Seja um sistema ultra complexo criado por um dos governos mais poderosos do mundo ou uma medida imposta de maneira arbitrária por uma entidade descreditada, qualquer método que se baseia na PREVENÇÃO ao invés da REAÇÃO contará com falhas. Ao bancarmos o Minority Report estamos fadados a confundirmos terroristas perigosos com manifestantes legítimos, jogadores desrespeitosos com jogadores cordiais.
A renúncia da liberdade e do diálogo
Ainda que os sistemas tenham seus pontos negativos, eu entendo o motivo de um governo ou da CBF implementarem seus aparatos com base em objetivos bem definidos. No limite, com um equívoco aqui outro ali, milhares de terroristas são presos antes de cometerem crimes e um punhado de jogadores são advertidos antes de causarem maiores tumultos para a partida.
O que eu não entendo é como esse tipo de medida tão controversa é tão facilmente absorvida e até incentivada pelas pessoas.
Alguns irão dizer que a vigilância é uma contrapartida justa para evitar o terrorismo e que se fossem monitorados, o governo não acharia nada. Quanta ingenuidade! Em algum momento da sua vida, você já recebeu ou enviou algum conteúdo que flerta com algum tipo de ilegalidade e isso já seria o suficiente para você ir preso, caso fosse interesse do governo.
Quando um governo se permite coletar todos os dados possíveis sobre a sua pessoa, você basicamente perde todo e qualquer direito que te torna cidadão. Quando o governo sabe que você irá realizar um protesto e o prende antes que de você fazê-lo, como fica a sua liberdade de expressão?
Deixando o campo da política e voltando para o nosso futebol, vejo algumas pessoas defendendo a ideia de que o juiz é a autoridade máxima no campo de futebol e deve ser “intocável”. Discordo.

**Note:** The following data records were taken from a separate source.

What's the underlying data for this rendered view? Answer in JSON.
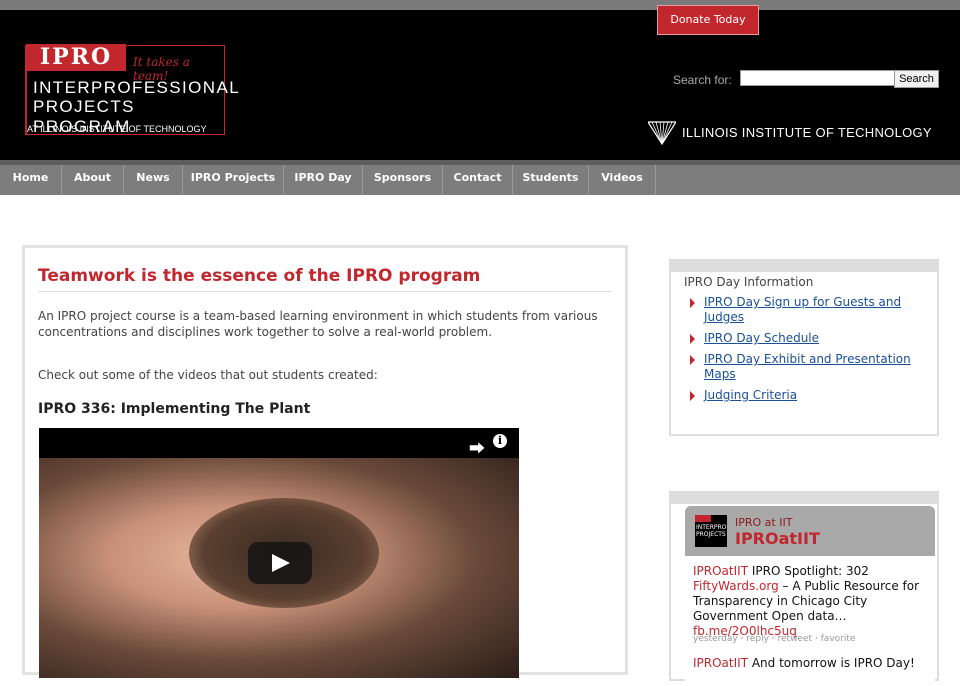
{
  "header": {
    "logo": {
      "badge": "IPRO",
      "tagline": "It takes a team!",
      "line1": "INTERPROFESSIONAL",
      "line2": "PROJECTS PROGRAM",
      "line3": "AT ILLINOIS INSTITUTE OF TECHNOLOGY"
    },
    "search": {
      "label": "Search for:",
      "value": "",
      "placeholder": "",
      "button": "Search"
    },
    "institution": "ILLINOIS INSTITUTE OF TECHNOLOGY"
  },
  "nav": {
    "items": [
      {
        "label": "Home"
      },
      {
        "label": "About"
      },
      {
        "label": "News"
      },
      {
        "label": "IPRO Projects"
      },
      {
        "label": "IPRO Day"
      },
      {
        "label": "Sponsors"
      },
      {
        "label": "Contact"
      },
      {
        "label": "Students"
      },
      {
        "label": "Videos"
      }
    ],
    "donate": "Donate Today"
  },
  "main": {
    "title": "Teamwork is the essence of the IPRO program",
    "intro": "An IPRO project course is a team-based learning environment in which students from various concentrations and disciplines work together to solve a real-world problem.",
    "videos_intro": "Check out some of the videos that out students created:",
    "video_title": "IPRO 336: Implementing The Plant"
  },
  "sidebar": {
    "ipro_day": {
      "title": "IPRO Day Information",
      "links": [
        {
          "label": "IPRO Day Sign up for Guests and Judges"
        },
        {
          "label": "IPRO Day Schedule"
        },
        {
          "label": "IPRO Day Exhibit and Presentation Maps"
        },
        {
          "label": "Judging Criteria"
        }
      ]
    },
    "twitter": {
      "name": "IPRO at IIT",
      "handle": "IPROatIIT",
      "tweet1": {
        "user": "IPROatIIT",
        "text_a": " IPRO Spotlight: 302 ",
        "link_a": "FiftyWards.org",
        "text_b": " – A Public Resource for Transparency in Chicago City Government Open data… ",
        "link_b": "fb.me/2O0lhc5uq",
        "meta_time": "yesterday",
        "meta_reply": "reply",
        "meta_retweet": "retweet",
        "meta_favorite": "favorite"
      },
      "tweet2": {
        "user": "IPROatIIT",
        "text": " And tomorrow is IPRO Day!"
      }
    }
  },
  "colors": {
    "brand_red": "#c1272d",
    "nav_gray": "#7d7d7d",
    "link_blue": "#1a4f9a"
  }
}
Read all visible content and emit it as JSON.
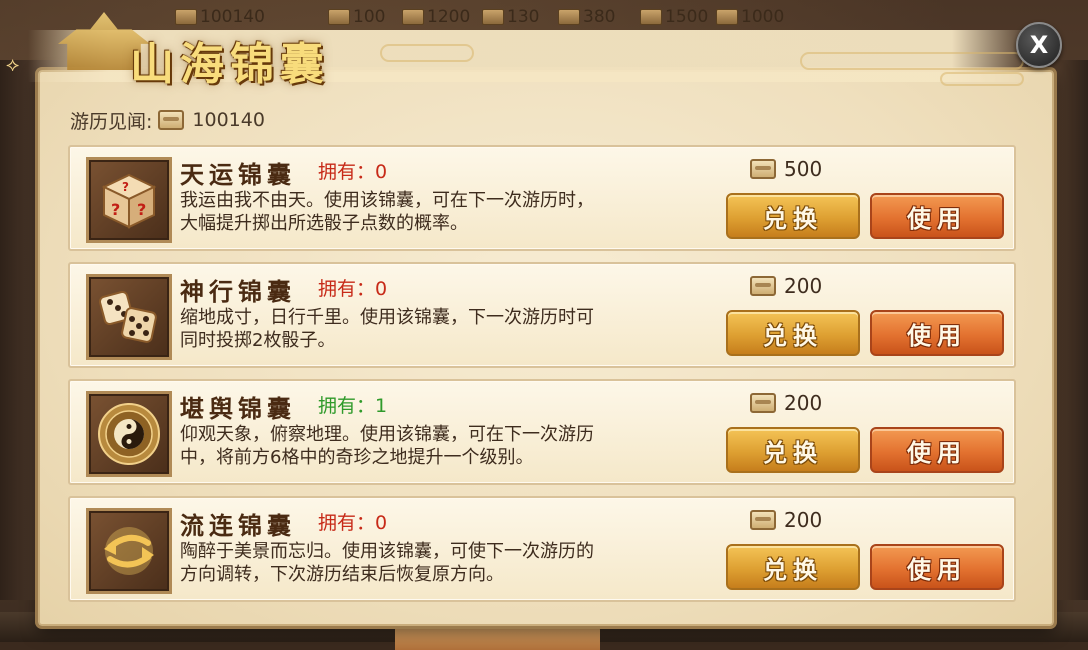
{
  "top_bar": {
    "currency": "100140",
    "resources": [
      "100",
      "1200",
      "130",
      "380",
      "1500",
      "1000"
    ]
  },
  "dialog": {
    "title": "山海锦囊",
    "close_label": "X",
    "balance_label": "游历见闻:",
    "balance_value": "100140"
  },
  "items": [
    {
      "name": "天运锦囊",
      "owned": "拥有：0",
      "owned_count": 0,
      "desc_line1": "我运由我不由天。使用该锦囊，可在下一次游历时，",
      "desc_line2": "大幅提升掷出所选骰子点数的概率。",
      "price": "500",
      "icon": "mystery-dice-icon",
      "exchange_label": "兑换",
      "use_label": "使用"
    },
    {
      "name": "神行锦囊",
      "owned": "拥有：0",
      "owned_count": 0,
      "desc_line1": "缩地成寸，日行千里。使用该锦囊，下一次游历时可",
      "desc_line2": "同时投掷2枚骰子。",
      "price": "200",
      "icon": "double-dice-icon",
      "exchange_label": "兑换",
      "use_label": "使用"
    },
    {
      "name": "堪舆锦囊",
      "owned": "拥有：1",
      "owned_count": 1,
      "desc_line1": "仰观天象，俯察地理。使用该锦囊，可在下一次游历",
      "desc_line2": "中，将前方6格中的奇珍之地提升一个级别。",
      "price": "200",
      "icon": "yin-yang-icon",
      "exchange_label": "兑换",
      "use_label": "使用"
    },
    {
      "name": "流连锦囊",
      "owned": "拥有：0",
      "owned_count": 0,
      "desc_line1": "陶醉于美景而忘归。使用该锦囊，可使下一次游历的",
      "desc_line2": "方向调转，下次游历结束后恢复原方向。",
      "price": "200",
      "icon": "reverse-arrows-icon",
      "exchange_label": "兑换",
      "use_label": "使用"
    }
  ],
  "colors": {
    "owned_zero": "#c72a18",
    "owned_positive": "#2f9a2a",
    "exchange_button": "#dea032",
    "use_button": "#e37230",
    "panel": "#efdfbd"
  }
}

Entendo que o juiz deve conquistar o seu respeito e sua legitimidade impondo sua autoridade e sabendo ponderar quando ele deve ser mais tolerante ou mais rígido.
O jogador, por sua vez, deve aprender a dialogar com a arbitragem buscando os seus objetivos dentro de campo. O limite entre o que pode ou não ser dito é uma dinâmica que deve ser estabelecida dentro de campo, jamais em um escritório. O jogador deve aprender o que pode falar e como e não aprender simplesmente que ele não pode falar por mais de 10 segundos.
Fico preocupado quando vejo pessoas aceitando e até defendendo imposições de maneira tão passiva. Seja como cidadãos ou como jogadores de futebol, devemos batalhar pela difusão do conhecimento, pelo debate e pelo respeito e não podemos aceitar que somos vigiados e temos que permanecer calados para não sermos punidos.
Nós fazemos muitas concessões sem nem ao certo sabermos o que estamos levando em troca.